FTC Commissioner Rebecca Slaughter, a fellow Democrat of Khan’s, said that looking at deals individually wasn’t enough to curtail anticompetitive harms. Instead, she said it’s important to look at a company’s acquisitions in aggregate. 

“I think of serial acquisitions as a Pac-Man strategy,” Slaughter said. ” Each individual merger viewed independently may not seem to have significant impact. But the collective impact of hundreds of smaller acquisitions, can lead to a monopolistic behavior.”

Commissioner Christine Wilson, a Republican, called for a similar study of health care mergers.

The report comes as the FTC is already starting to get tougher on the nation’s most prominent tech companies. Last year, the commission sued Facebook, alleging that the social media company has violated antitrust law. The FTC has asked the court to overturn Facebook’s deals to buy photo sharing app Instagram and instant messaging app WhatsApp.

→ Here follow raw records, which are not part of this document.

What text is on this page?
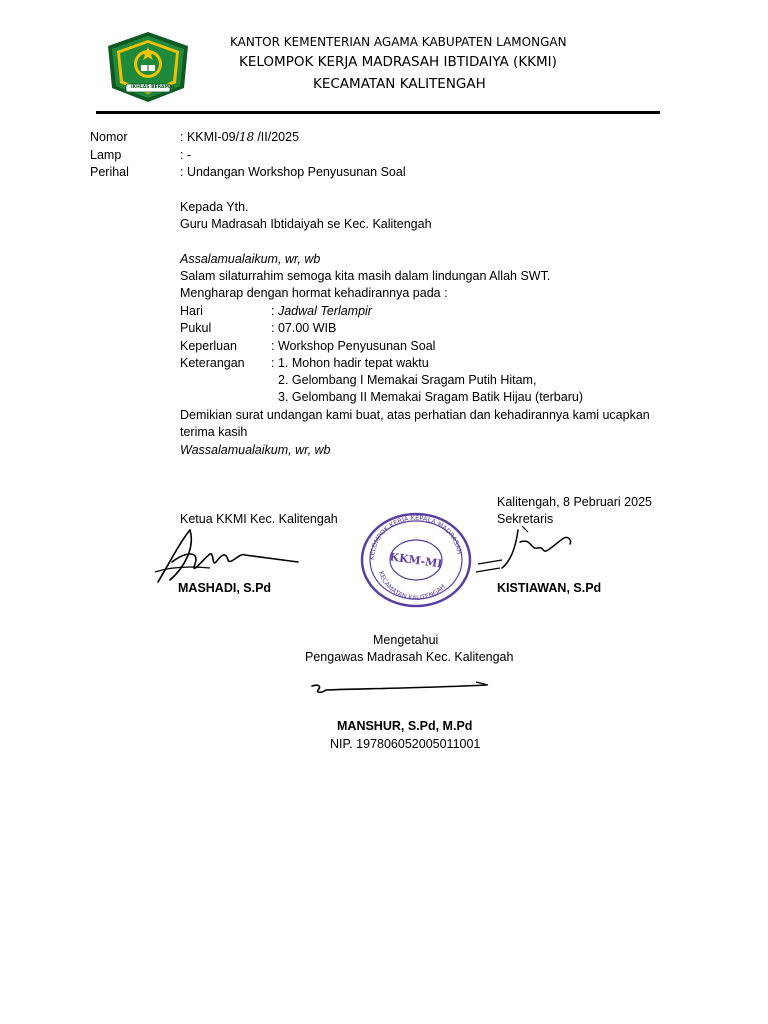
IKHLAS BERAMAL
KANTOR KEMENTERIAN AGAMA KABUPATEN LAMONGAN
KELOMPOK KERJA MADRASAH IBTIDAIYA (KKMI)
KECAMATAN KALITENGAH
Nomor	: KKMI-09/18 /II/2025
Lamp	: -
Perihal	: Undangan Workshop Penyusunan Soal
Kepada Yth.
Guru Madrasah Ibtidaiyah se Kec. Kalitengah
Assalamualaikum, wr, wb
Salam silaturrahim semoga kita masih dalam lindungan Allah SWT.
Mengharap dengan hormat kehadirannya pada :
Hari	: Jadwal Terlampir
Pukul	: 07.00 WIB
Keperluan	: Workshop Penyusunan Soal
Keterangan : 1. Mohon hadir tepat waktu
2. Gelombang I Memakai Sragam Putih Hitam,
3. Gelombang II Memakai Sragam Batik Hijau (terbaru)
Demikian surat undangan kami buat, atas perhatian dan kehadirannya kami ucapkan
terima kasih
Wassalamualaikum, wr, wb
Kalitengah, 8 Pebruari 2025
Ketua KKMI Kec. Kalitengah	Sekretaris
KELOMPOK KERJA KEPALA MADRASAH
KECAMATAN KALITENGAH
KKM-MI
MASHADI, S.Pd	KISTIAWAN, S.Pd
Mengetahui
Pengawas Madrasah Kec. Kalitengah
MANSHUR, S.Pd, M.Pd
NIP. 197806052005011001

Both those deals had been reviewed by the FTC. 

Republicans and Democrats in Congress have also been working together in a rare display of bipartisanship to craft legislation to rein in the power of Big Tech companies. Earlier this summer, the Democrat-controlled House, with wide support from Republicans, moved forward a package of bills that aim to drastically change antitrust law. This followed the release of a scathing report in October from the House Judiciary subcommittee on antitrust, which concluded after its 18-month investigation that the companies use their monopoly power to stifle competition. 

In separate news, the agency also voted Wednesday to do away with Trump-era guidelines overseeing vertical mergers or deals in which a company is combined with a supplier. The FTC rarely intervenes in such deals. But it did so in a recent case involving the biotech firm Illumina, which was looking to buy Grail, one of its subsidiaries. The companies are each working to develop and market a blood test that diagnoses multiple cancer types.